I spent four days with my mentor last week, dr John Demartini, again deep diving into the study of axiology and values and the meaning behind it all and how it shapes who we are, how it impacts our psychology, our physiology, how it impacts everything around us and so many of us are possibly living in somebody else's values. We have the injected values of some outer authority which clouds our judgment, and when it clouds our judgment, we can't get to be ourselves Because we think we have to be doing this or we think we should be somebody else. So understanding that one key thing can often be one key thing can often be the shift in the chains that you need to realize within yourself to be who it is that you really want to be, to be your most authentic self. So last week I gave a talk in dublin to an executive team, um, and one of them asked a question on this very topic, and the question was do you have to change your values?
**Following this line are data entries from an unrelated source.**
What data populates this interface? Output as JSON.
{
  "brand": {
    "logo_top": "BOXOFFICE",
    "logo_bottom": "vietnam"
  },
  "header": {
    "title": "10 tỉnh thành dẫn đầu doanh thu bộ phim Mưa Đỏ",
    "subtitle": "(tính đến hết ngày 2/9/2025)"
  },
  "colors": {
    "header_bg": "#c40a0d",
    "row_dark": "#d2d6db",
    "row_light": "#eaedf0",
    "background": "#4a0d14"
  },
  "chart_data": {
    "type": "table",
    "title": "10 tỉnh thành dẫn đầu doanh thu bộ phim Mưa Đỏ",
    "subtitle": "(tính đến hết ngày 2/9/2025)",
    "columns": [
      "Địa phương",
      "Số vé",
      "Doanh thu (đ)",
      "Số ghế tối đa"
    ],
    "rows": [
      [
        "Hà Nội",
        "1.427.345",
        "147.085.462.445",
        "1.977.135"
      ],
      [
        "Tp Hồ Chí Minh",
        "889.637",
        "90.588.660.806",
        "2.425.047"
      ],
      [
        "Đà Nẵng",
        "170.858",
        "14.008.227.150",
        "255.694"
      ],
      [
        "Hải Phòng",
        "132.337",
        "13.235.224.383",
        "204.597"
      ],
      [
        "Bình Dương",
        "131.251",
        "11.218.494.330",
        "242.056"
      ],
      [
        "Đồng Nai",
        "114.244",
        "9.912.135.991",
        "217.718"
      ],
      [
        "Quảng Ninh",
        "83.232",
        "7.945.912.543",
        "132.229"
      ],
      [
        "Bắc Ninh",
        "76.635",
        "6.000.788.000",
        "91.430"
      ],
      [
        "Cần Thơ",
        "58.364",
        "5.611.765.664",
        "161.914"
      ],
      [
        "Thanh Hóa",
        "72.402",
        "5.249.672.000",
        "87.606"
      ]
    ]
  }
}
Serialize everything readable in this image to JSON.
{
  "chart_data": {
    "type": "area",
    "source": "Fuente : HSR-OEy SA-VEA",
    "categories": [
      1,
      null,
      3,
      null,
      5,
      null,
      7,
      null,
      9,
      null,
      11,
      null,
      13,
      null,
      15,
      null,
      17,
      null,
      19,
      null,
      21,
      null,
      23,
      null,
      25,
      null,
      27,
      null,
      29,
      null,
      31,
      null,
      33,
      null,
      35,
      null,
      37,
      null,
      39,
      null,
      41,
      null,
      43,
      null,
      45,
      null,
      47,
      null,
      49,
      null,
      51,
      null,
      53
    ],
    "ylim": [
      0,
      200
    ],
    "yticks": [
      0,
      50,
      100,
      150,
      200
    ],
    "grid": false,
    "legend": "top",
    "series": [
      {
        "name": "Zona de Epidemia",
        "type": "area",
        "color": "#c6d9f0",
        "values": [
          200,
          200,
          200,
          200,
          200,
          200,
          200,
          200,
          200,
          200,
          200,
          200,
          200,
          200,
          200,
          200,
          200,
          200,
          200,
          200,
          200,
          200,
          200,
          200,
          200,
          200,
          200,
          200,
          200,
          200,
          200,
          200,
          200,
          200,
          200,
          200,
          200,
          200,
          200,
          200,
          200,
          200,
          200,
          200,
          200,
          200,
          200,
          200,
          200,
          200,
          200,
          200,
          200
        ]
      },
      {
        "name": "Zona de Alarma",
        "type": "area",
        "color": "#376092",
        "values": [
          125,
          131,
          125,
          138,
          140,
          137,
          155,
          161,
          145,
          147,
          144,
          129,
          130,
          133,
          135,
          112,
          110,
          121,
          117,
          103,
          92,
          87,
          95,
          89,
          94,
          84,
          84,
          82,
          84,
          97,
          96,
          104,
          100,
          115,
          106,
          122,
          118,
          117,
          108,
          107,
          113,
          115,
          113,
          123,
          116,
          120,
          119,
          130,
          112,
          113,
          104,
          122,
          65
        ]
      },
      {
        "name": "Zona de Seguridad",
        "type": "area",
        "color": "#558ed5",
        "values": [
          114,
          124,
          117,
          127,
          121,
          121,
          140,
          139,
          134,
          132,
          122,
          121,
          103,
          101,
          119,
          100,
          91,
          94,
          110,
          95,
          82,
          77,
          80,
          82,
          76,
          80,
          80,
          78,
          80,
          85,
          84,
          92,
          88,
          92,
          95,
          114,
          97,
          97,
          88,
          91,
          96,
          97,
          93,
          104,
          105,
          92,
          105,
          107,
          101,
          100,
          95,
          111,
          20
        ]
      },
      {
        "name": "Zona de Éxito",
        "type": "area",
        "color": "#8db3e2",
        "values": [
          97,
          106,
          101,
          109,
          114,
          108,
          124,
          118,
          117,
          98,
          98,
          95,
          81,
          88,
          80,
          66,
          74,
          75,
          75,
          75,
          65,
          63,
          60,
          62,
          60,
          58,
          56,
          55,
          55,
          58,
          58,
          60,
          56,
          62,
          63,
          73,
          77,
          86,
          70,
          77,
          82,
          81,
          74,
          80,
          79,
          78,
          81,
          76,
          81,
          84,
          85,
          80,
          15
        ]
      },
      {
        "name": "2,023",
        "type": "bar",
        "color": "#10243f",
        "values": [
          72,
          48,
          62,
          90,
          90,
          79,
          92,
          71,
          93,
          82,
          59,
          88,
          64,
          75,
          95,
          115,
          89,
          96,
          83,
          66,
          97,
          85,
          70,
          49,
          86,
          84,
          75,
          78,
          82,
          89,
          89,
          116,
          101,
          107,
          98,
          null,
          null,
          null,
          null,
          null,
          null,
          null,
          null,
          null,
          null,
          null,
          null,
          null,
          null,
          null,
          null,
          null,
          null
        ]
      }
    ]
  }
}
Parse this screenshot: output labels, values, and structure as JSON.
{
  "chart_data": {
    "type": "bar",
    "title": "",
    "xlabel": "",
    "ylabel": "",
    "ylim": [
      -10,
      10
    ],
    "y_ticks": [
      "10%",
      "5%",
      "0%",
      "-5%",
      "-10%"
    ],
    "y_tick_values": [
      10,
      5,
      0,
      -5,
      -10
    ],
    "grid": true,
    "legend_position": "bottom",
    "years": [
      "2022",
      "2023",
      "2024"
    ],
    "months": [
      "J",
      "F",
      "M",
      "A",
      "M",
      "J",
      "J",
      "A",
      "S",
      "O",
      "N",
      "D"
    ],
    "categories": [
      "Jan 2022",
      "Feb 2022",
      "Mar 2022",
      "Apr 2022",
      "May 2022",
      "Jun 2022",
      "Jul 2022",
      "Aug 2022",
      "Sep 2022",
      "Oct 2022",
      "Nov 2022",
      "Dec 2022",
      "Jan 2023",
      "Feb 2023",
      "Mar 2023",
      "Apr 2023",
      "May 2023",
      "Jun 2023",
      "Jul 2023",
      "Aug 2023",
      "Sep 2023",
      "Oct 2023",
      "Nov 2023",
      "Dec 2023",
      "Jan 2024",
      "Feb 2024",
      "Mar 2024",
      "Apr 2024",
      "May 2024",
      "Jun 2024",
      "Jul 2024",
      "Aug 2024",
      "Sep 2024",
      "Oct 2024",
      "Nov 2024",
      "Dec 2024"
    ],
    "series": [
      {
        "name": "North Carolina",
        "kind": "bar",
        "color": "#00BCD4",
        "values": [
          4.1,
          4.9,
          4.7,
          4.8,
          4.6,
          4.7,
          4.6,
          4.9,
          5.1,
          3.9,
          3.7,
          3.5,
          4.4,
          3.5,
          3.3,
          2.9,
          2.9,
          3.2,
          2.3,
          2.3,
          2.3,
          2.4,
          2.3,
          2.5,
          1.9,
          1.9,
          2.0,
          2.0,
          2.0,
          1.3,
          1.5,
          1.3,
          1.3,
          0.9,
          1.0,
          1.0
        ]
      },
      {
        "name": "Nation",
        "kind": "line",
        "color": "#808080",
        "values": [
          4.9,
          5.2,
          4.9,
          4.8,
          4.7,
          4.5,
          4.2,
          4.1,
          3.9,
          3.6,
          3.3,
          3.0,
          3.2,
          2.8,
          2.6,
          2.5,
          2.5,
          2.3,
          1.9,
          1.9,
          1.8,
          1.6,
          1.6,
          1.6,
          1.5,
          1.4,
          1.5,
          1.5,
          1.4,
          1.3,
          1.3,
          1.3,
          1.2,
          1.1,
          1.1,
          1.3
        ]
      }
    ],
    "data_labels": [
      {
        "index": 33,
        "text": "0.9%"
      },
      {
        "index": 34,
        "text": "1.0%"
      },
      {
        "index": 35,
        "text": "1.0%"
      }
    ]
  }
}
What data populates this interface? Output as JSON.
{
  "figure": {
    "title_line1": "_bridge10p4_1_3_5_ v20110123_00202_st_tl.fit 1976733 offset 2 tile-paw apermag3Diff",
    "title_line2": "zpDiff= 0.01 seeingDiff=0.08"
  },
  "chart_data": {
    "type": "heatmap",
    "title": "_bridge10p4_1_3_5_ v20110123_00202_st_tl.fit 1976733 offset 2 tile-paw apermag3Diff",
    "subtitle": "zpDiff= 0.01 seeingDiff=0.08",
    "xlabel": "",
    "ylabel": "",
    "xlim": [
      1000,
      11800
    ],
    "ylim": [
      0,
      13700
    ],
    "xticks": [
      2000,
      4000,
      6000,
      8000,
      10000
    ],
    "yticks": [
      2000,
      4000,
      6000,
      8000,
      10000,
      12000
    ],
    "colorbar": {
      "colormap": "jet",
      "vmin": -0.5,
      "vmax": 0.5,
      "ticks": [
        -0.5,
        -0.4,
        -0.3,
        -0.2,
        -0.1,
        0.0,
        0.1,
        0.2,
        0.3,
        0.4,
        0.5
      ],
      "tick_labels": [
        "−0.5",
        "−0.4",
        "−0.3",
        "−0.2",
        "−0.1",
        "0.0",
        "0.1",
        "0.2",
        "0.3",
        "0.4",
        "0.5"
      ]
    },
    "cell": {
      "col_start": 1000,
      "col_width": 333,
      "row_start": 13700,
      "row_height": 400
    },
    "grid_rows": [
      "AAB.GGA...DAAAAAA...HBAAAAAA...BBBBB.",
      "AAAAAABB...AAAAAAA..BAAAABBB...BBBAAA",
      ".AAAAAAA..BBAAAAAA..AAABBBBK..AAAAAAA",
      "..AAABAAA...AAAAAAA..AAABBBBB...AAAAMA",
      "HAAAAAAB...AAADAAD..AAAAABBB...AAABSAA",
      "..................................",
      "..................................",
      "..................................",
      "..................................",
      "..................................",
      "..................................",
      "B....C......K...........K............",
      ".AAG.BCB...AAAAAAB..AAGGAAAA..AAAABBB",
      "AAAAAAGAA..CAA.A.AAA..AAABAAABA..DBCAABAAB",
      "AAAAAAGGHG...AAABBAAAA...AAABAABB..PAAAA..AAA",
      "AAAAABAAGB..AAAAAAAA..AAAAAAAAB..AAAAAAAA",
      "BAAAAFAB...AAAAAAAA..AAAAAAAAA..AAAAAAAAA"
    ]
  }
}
And I said no, of course not.

Speaker 1:

If you're happy with who you are, if you're happy with where you are in your life and you're happy to live in alignment with those values, then fantastic. You're living a life of fulfillment, you're living a life of meaning. You're living a life that's true to you. You're living a life of meaning. You're living a life that's true to you, but a lot of people aren't.

Speaker 1:

But if you are great, how do you expand on that? How do you grow on that? How do you get to do more of that? Because I still believe that we all want to grow in some way or form, especially when we're doing something that we really love. So when you get to match your goals to the values that you have, you'll want to expand and do more of that. So I said if you're happy with your values and where they are right now fantastic, but if you want to change results and you want to make other areas of your life more of a priority, then you have to start with shifting your values or there won't be any lasting change. So I'm going to end with this for you, and that is, if your values are shaping your identity and vice versa, is the image that you have of yourself helping you be who you truly want to be, and if not, what has to change? Until the next one? Guys, speak soon.